RED  DRAGON   - A   Narada   Film Review

  ED NORTON as Will Graham   
  roughs up sleaze reporter,   
  as HARVEY KAITEL tries to   
  separate them.  
  
   ANTHONY HOPKINS  
   as Hector is once again   
   on a tether to keep him   
   from  eating someone.  
   
   RALPH FIENNES  as   
   Francis Dolarhyde, the   
   much sought-after   
   'Tooth Fairy'.
RED DRAGON  - Brett Ratner-Director   Dino D Laurentiis-Producer .

  Reviewed 12 Nov 2002   There are hard acts to follow, and there are impossible acts to follow.   The problem with having the ultimate horror-monster loose and walking among us, like, say, a cannibal named Hannibal, is what are you going to do for an encore?   Even the second sequel, Hannibal strained desperately to capture our imaginations and entertain us as did The Silence Of The Lambs.  However, while RED DRAGON was admittedly entertaining, it just wasn't in the same league as the original.
       One gets the sense that Director, Brett Ratner also felt RED DRAGON was a few face cards short of a royal flush.   Some of the tension-building tricks came straight out of a "teenagers trapped in a haunted house" movie:- long silences punctuated by a very loud noise, and over-use of tension-building music.  But the most blatant attempt to pander to our primordial fear of the dark was Will Graham (Ed Norton ) going back to re-investigate the scene of the slaughter in the dead of night with a flashlight (good drama, not so good police work).   In fact, one could -perhaps a little bluntly- say that the film RED DRAGON was carried on star-power alone.   If it weren't for Ed Norton, Harvey Keitel and Anthony Hopkins, I doubt that this film would have even raised a whisper.

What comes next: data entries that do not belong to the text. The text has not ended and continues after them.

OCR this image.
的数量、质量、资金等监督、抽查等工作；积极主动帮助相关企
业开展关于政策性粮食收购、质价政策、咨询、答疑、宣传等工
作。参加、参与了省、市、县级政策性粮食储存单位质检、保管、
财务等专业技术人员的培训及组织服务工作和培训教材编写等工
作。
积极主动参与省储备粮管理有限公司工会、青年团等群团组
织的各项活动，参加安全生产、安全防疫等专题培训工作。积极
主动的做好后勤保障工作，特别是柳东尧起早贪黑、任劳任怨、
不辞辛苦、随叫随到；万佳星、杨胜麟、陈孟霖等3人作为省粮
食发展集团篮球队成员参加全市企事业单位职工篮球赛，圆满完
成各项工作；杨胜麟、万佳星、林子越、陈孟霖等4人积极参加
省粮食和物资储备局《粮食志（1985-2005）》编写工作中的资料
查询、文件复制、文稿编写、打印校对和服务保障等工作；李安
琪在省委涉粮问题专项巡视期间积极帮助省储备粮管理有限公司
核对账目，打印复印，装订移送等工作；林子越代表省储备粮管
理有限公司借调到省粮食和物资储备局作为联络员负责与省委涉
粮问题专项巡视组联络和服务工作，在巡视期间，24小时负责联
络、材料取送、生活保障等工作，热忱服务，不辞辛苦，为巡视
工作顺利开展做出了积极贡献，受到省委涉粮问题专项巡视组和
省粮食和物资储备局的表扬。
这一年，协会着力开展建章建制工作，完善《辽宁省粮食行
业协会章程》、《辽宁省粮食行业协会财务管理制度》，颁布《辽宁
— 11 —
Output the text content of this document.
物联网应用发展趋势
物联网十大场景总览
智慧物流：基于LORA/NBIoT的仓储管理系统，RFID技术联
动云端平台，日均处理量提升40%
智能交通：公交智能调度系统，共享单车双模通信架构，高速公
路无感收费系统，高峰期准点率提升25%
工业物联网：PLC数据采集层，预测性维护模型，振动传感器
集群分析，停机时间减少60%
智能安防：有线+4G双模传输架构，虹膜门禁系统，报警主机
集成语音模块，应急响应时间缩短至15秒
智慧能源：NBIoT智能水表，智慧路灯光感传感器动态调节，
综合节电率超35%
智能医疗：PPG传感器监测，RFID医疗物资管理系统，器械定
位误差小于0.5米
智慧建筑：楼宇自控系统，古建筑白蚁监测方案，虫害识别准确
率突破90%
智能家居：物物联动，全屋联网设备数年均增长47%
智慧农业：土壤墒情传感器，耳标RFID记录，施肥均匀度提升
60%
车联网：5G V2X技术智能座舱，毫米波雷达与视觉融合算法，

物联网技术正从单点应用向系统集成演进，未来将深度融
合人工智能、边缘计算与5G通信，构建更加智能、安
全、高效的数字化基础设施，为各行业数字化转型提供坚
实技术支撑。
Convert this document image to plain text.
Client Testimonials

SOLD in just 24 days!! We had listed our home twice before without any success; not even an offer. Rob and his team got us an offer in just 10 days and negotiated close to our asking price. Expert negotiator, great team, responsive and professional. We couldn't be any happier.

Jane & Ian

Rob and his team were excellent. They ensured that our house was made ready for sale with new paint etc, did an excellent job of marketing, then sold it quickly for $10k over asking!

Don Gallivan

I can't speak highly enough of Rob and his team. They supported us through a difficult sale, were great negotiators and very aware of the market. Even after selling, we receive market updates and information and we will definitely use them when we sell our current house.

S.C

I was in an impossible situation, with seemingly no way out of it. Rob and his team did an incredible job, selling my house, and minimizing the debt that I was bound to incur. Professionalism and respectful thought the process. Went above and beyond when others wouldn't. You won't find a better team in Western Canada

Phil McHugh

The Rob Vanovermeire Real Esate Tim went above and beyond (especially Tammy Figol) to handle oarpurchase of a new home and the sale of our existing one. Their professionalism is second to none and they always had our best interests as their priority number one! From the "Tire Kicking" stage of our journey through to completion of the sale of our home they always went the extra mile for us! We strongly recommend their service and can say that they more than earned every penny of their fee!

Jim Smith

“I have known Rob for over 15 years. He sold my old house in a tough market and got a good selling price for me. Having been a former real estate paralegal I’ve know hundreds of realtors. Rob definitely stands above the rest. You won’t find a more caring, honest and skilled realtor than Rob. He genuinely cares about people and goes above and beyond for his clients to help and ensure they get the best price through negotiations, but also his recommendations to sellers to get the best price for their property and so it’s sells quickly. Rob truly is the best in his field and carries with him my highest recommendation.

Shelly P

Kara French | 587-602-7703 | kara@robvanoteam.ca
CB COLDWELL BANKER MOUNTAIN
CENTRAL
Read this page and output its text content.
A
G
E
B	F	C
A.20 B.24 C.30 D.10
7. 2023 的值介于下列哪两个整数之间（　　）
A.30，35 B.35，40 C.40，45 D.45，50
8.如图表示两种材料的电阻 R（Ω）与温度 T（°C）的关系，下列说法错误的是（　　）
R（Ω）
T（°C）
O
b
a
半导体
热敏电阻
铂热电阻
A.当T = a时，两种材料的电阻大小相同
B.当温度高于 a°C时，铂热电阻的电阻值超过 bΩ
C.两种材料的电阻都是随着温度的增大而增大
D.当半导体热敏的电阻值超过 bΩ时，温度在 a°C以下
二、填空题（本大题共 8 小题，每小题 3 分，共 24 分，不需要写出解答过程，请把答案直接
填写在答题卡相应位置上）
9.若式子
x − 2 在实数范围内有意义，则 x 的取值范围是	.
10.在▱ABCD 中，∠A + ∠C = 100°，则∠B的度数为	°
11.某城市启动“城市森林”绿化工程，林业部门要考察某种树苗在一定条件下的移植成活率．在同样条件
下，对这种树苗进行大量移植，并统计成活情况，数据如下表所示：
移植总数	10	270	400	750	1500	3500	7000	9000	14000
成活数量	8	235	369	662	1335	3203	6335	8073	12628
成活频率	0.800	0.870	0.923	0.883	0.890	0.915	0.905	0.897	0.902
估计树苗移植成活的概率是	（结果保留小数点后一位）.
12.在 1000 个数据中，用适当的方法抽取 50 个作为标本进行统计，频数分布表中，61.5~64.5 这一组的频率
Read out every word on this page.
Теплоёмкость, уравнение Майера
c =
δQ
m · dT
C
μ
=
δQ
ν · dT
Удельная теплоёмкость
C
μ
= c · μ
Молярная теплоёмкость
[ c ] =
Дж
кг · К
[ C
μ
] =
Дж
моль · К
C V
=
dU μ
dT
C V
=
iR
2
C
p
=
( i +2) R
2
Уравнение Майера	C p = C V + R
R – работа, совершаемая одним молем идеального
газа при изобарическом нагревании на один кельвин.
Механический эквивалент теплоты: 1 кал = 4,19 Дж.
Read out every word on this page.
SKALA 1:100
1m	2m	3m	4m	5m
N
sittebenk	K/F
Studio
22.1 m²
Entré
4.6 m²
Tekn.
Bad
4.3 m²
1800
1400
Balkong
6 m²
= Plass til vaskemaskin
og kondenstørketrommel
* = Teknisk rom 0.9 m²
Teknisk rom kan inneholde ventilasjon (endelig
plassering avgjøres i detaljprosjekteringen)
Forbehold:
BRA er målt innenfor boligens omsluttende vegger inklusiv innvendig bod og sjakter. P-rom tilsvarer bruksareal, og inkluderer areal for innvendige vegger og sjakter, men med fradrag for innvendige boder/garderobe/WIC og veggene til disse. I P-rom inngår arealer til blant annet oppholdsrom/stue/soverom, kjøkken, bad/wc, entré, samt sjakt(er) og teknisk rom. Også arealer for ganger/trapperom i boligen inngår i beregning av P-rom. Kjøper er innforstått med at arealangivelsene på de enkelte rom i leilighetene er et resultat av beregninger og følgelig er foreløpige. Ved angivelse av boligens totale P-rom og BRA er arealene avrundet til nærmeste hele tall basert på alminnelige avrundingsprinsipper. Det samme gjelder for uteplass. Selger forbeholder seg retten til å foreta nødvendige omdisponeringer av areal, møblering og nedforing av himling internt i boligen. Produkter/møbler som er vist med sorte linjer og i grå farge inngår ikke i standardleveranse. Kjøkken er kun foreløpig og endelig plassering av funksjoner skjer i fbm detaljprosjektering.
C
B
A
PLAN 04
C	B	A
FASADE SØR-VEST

        The billboard entreating us to go in to see RED DRAGON said, "The first and most terrifying chapter in the Hannibal Lecter Trilogy".   There's a word for that; 'anachronistic'.   How could it be the first chapter if it starts out with Hannibal Lecter already captured and behind bars for previous crimes of cannibalism?    At any rate, there were few of us walking out of the movie house this evening that didn't suspect yet another sequel - which would make it, of course, a 'quadrilogy'.   But we hoped not; it's time to move on, gentlemen.
      Enduring Line or Phrase:  "Fear is the price of our instrument, but I can help you."